— Вы, помолясь, поделите работу-то, — посоветовал, шепелявя, Захаров. — Возьмите каждый под надзор по пятку али и по десятку и взыскивайте. Да проверяйте, чтоб писцы не запьянствовали. А то на радостях зальют зенки на седьмицу, какой с них тогда спрос? И опять же руки у них опосля трястись будут. Почнут царапать, как курица лапою.
— Великий государь наш повелел, чтобы списки были готовы в срок! — звонко, напористо сказал Иван Висковатый. — С писцов, виновных в порче листов и нерадении, спросим, а с вас вдвойне. Проверять за вами сам буду. На себя пеняйте, коли что.
Покинув Разрядный приказ, назначенные старшими писцы посоветовались и тут же решили, кому за кем из переписчиков наблюдать. Договорились, чтобы всем в приказ не бегать порознь, доводить о работе Маруше Нефедьеву. А уж он пускай к дьякам ходит.
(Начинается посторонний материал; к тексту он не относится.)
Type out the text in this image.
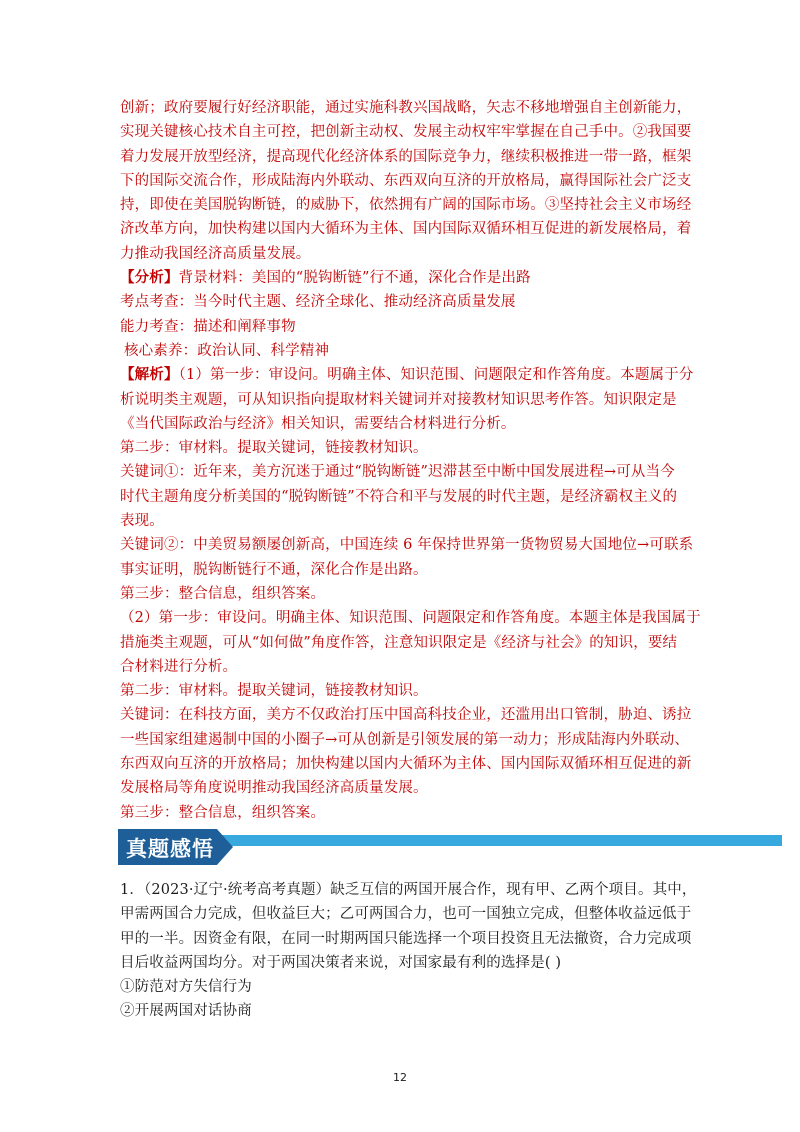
创新；政府要履行好经济职能，通过实施科教兴国战略，矢志不移地增强自主创新能力，
实现关键核心技术自主可控，把创新主动权、发展主动权牢牢掌握在自己手中。②我国要
着力发展开放型经济，提高现代化经济体系的国际竞争力，继续积极推进一带一路，框架
下的国际交流合作，形成陆海内外联动、东西双向互济的开放格局，赢得国际社会广泛支
持，即使在美国脱钩断链，的威胁下，依然拥有广阔的国际市场。③坚持社会主义市场经
济改革方向，加快构建以国内大循环为主体、国内国际双循环相互促进的新发展格局，着
力推动我国经济高质量发展。
【分析】背景材料：美国的“脱钩断链”行不通，深化合作是出路
考点考查：当今时代主题、经济全球化、推动经济高质量发展
能力考查：描述和阐释事物
核心素养：政治认同、科学精神
【解析】（1）第一步：审设问。明确主体、知识范围、问题限定和作答角度。本题属于分
析说明类主观题，可从知识指向提取材料关键词并对接教材知识思考作答。知识限定是
《当代国际政治与经济》相关知识，需要结合材料进行分析。
第二步：审材料。提取关键词，链接教材知识。
关键词①：近年来，美方沉迷于通过“脱钩断链”迟滞甚至中断中国发展进程→可从当今
时代主题角度分析美国的“脱钩断链”不符合和平与发展的时代主题，是经济霸权主义的
表现。
关键词②：中美贸易额屡创新高，中国连续 6 年保持世界第一货物贸易大国地位→可联系
事实证明，脱钩断链行不通，深化合作是出路。
第三步：整合信息，组织答案。
（2）第一步：审设问。明确主体、知识范围、问题限定和作答角度。本题主体是我国属于
措施类主观题，可从“如何做”角度作答，注意知识限定是《经济与社会》的知识，要结
合材料进行分析。
第二步：审材料。提取关键词，链接教材知识。
关键词：在科技方面，美方不仅政治打压中国高科技企业，还滥用出口管制，胁迫、诱拉
一些国家组建遏制中国的小圈子→可从创新是引领发展的第一动力；形成陆海内外联动、
东西双向互济的开放格局；加快构建以国内大循环为主体、国内国际双循环相互促进的新
发展格局等角度说明推动我国经济高质量发展。
第三步：整合信息，组织答案。
真题感悟
1．（2023·辽宁·统考高考真题）缺乏互信的两国开展合作，现有甲、乙两个项目。其中，
甲需两国合力完成，但收益巨大；乙可两国合力，也可一国独立完成，但整体收益远低于
甲的一半。因资金有限，在同一时期两国只能选择一个项目投资且无法撤资，合力完成项
目后收益两国均分。对于两国决策者来说，对国家最有利的选择是( )
①防范对方失信行为
②开展两国对话协商
12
— Пафнутий-то совсем стар стал! — заметил Маруша, когда они с Федоровым вышли из Кремля. — В гроб смотрит… А Висковатый соколом летает.
— Летает соколом, а в глаза не глядит. Горд.
— Эка! У него дело такое. Ему при власти запросто нельзя… Не с него повелось, не им кончится.
— Не знаю… Не глянулся он мне.
— Ты еще кому-нибудь не брякни такое. Забываешь, Иван, что сана больше нет на тебе.
— Правду я всегда и без сана скажу.
— И дураком выйдешь. Мирских-то правд — сколько трав, а прав тот, кто траву гнет.
— Не должно того быть. Правда одна — церкви и государя.
— Эх, милый!
— А для чего же законы новые? Для чего мы ереси воюем?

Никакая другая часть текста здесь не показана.